Path planning: With a map of the cones, a path must be determined through the cones. We utilize Delaunay Triangulation over the cones to understand where the path is in the cones and judge a path through them. We then generate a spline as a path through the cones for the vehicle to follow. As a first year team, we are not attempting to take an optimal racing line through the cones and instead we are targeting the center line. Additionally, we also are going with the assumption that the path generated is within the physical capabilities of the vehicle, and we will slow the vehicle if it is unable to make the demanded maneuver.

Control Planning: With the spline that defines the path, we use a Stanley controller to choose the steering angle that we target the vehicle. Additionally, we use a PID controller to determine the throttle or regenerative braking of the vehicle to ensure that the vehicle is always at our target speed. To ensure that our stanley controller's torque demand is within the posibilitity of our steering actuator, we estimate the maximum turning rate of the steering actuator based on our vehicle dynamics models. We fit the parameters for our controllers based on the vehicle dynamics simulations to tune its aggressiveness so that we can smoothly follow the path.

Vehicle Dynamics Simulations

I also develop and help maintain vehicle dynamics simulations. The vehicle dynamics simulations are meant to deal with transient inputs and simulate the entire vehicle at once.

Tire Modeling: The tire modeling was a bulk of my work and involved fitting the Pacejka 6.2 Magic Formula (over 100 parameters) to generate insights from our tires. The data was fit on FSAE Tire Test Consortium data, and involved fitting the tires so we understand how temperature, normal load, pressure, and more effect the traction. Hoosier R20 compound 6 and 7 inch width and Hoosier LC0 compound 6 inch width tires were fit. The radius of our tires is not directly available from the FSAE TTC, so we used the AVON tires which had many radiuses on the same compound available, and we scaled our data appropriately to the radius of our tires

Yawrate Modeling: Yawrate modeling is an incredibly complex part of vehicle dynamics modeling, and we utilized Euler's method to simplify the fundamental equations of vehicle motion to solve for transient behavior for the yaw rate given a step steer input. The model considers the velocity of the vehicle, steer angle input, wheel base, vehicle length, cornering stiffness, slip angle, body slip, and more to estimate the change in yaw rate.

Lap time simulations: The lap time simulation represents a comprehensive way to assess the maximum theoretical performance of the vehicle.

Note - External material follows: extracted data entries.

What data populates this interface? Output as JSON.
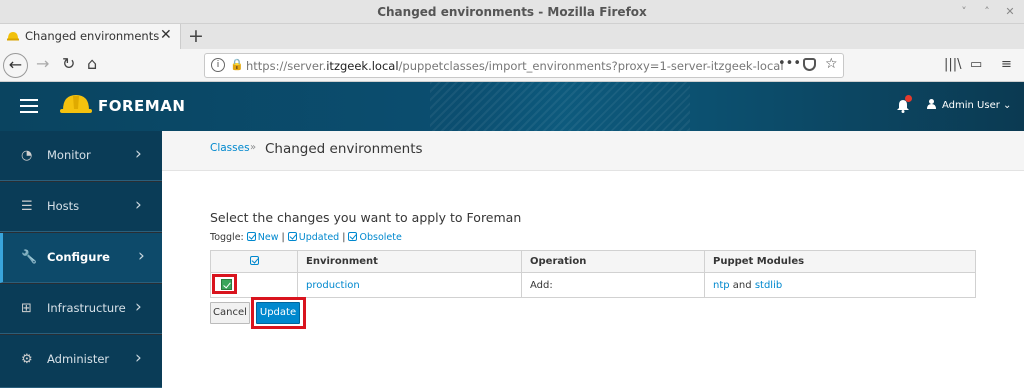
{
  "window": {
    "title": "Changed environments - Mozilla Firefox",
    "controls": [
      "minimize",
      "maximize",
      "close"
    ]
  },
  "browser": {
    "tab_label": "Changed environments",
    "url_host": "https://server.",
    "url_domain": "itzgeek.local",
    "url_path": "/puppetclasses/import_environments?proxy=1-server-itzgeek-local"
  },
  "header": {
    "brand": "FOREMAN",
    "user": "Admin User"
  },
  "sidebar": {
    "items": [
      {
        "label": "Monitor",
        "icon": "dashboard-icon"
      },
      {
        "label": "Hosts",
        "icon": "server-icon"
      },
      {
        "label": "Configure",
        "icon": "wrench-icon",
        "active": true
      },
      {
        "label": "Infrastructure",
        "icon": "sitemap-icon"
      },
      {
        "label": "Administer",
        "icon": "gear-icon"
      }
    ]
  },
  "breadcrumb": {
    "parent": "Classes",
    "separator": "»",
    "current": "Changed environments"
  },
  "main": {
    "prompt": "Select the changes you want to apply to Foreman",
    "toggle_label": "Toggle:",
    "toggle_new": "New",
    "toggle_updated": "Updated",
    "toggle_obsolete": "Obsolete",
    "toggle_sep": "|"
  },
  "table": {
    "headers": [
      "Environment",
      "Operation",
      "Puppet Modules"
    ],
    "row": {
      "environment": "production",
      "operation": "Add:",
      "module1": "ntp",
      "and": "and",
      "module2": "stdlib",
      "checked": true
    }
  },
  "buttons": {
    "cancel": "Cancel",
    "update": "Update"
  },
  "colors": {
    "accent": "#0088ce",
    "highlight": "#d9141e",
    "header": "#0b4e70",
    "sidebar": "#0a3c57"
  }
}
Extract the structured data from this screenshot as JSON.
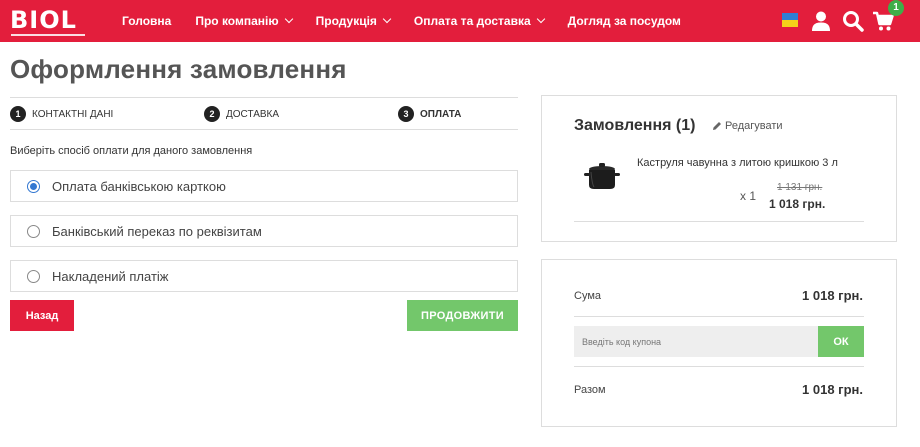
{
  "header": {
    "logo": "BIOL",
    "nav": [
      {
        "label": "Головна",
        "dropdown": false
      },
      {
        "label": "Про компанію",
        "dropdown": true
      },
      {
        "label": "Продукція",
        "dropdown": true
      },
      {
        "label": "Оплата та доставка",
        "dropdown": true
      },
      {
        "label": "Догляд за посудом",
        "dropdown": false
      }
    ],
    "cart_count": "1",
    "icons": [
      "ukraine-flag-icon",
      "user-icon",
      "search-icon",
      "cart-icon"
    ],
    "brand_color": "#e31e3c"
  },
  "page": {
    "title": "Оформлення замовлення"
  },
  "steps": [
    {
      "num": "1",
      "label": "КОНТАКТНІ ДАНІ",
      "active": false
    },
    {
      "num": "2",
      "label": "ДОСТАВКА",
      "active": false
    },
    {
      "num": "3",
      "label": "ОПЛАТА",
      "active": true
    }
  ],
  "payment": {
    "hint": "Виберіть спосіб оплати для даного замовлення",
    "options": [
      {
        "label": "Оплата банківською карткою",
        "selected": true
      },
      {
        "label": "Банківський переказ по реквізитам",
        "selected": false
      },
      {
        "label": "Накладений платіж",
        "selected": false
      }
    ],
    "back_label": "Назад",
    "next_label": "ПРОДОВЖИТИ"
  },
  "order": {
    "title": "Замовлення (1)",
    "edit_label": "Редагувати",
    "item": {
      "name": "Каструля чавунна з литою кришкою 3 л",
      "qty": "x 1",
      "old_price": "1 131 грн.",
      "price": "1 018 грн."
    }
  },
  "summary": {
    "sum_label": "Сума",
    "sum_value": "1 018 грн.",
    "coupon_placeholder": "Введіть код купона",
    "ok_label": "ОК",
    "total_label": "Разом",
    "total_value": "1 018 грн."
  }
}
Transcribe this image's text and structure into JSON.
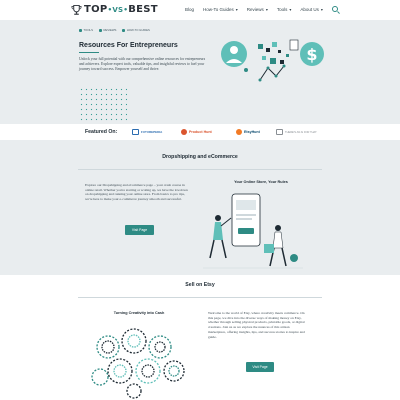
{
  "header": {
    "logo_top": "TOP",
    "logo_vs": "VS",
    "logo_best": "BEST",
    "nav": [
      {
        "label": "Blog",
        "dropdown": false
      },
      {
        "label": "How-To Guides",
        "dropdown": true
      },
      {
        "label": "Reviews",
        "dropdown": true
      },
      {
        "label": "Tools",
        "dropdown": true
      },
      {
        "label": "About Us",
        "dropdown": true
      }
    ],
    "search_icon": "search-icon"
  },
  "hero": {
    "breadcrumbs": [
      "TOOLS",
      "REVIEWS",
      "HOW-TO GUIDES"
    ],
    "title": "Resources For Entrepreneurs",
    "text": "Unlock your full potential with our comprehensive online resources for entrepreneurs and achievers. Explore expert tools, valuable tips, and insightful reviews to fuel your journey toward success. Empower yourself and thrive.",
    "accent_color": "#2e8b84"
  },
  "featured": {
    "label": "Featured On:",
    "logos": [
      "FUTUREPEDIA",
      "Product Hunt",
      "EtsyHunt",
      "THERE'S AN AI FOR THAT"
    ]
  },
  "dropshipping": {
    "title": "Dropshipping and eCommerce",
    "text": "Explore our Dropshipping and eCommerce page – your crash course in online retail. Whether you're starting or scaling up, we have the lowdown on dropshipping and running your online store. From basics to pro tips, we're here to make your e-commerce journey smooth and successful.",
    "button": "Visit Page",
    "illustration_title": "Your Online Store, Your Rules"
  },
  "etsy": {
    "title": "Sell on Etsy",
    "illustration_title": "Turning Creativity into Cash",
    "text": "Welcome to the world of Etsy, where creativity meets commerce. On this page, we dive into the diverse ways of making money on Etsy, whether through selling physical products, printable goods, or digital creations. Join us as we explore the nuances of this artisan marketplace, offering insights, tips, and success stories to inspire and guide.",
    "button": "Visit Page"
  }
}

Our laptime simulation involves dividing a track into straights and corners, and then assessing the maximum entry and exit speed that the vehicle can achieve to optimize our vehicle for maximum performance.

Assorted other modeling: I also modeled brake heating which involved understanding the friction the brake pads achieve at different temperatures and also modeling how they heat and cool throughout driving. Additional things I modeled are: body slip, slip angle, virtual slip angle, partial suspension modeling, a bit of drivetrain modeling, and more. Additionally, while I didn't directly model these, some excellent work is/has been done on a Driver in Loop (DIL, sim racing video game!), battery modeling, and motor torque modelign.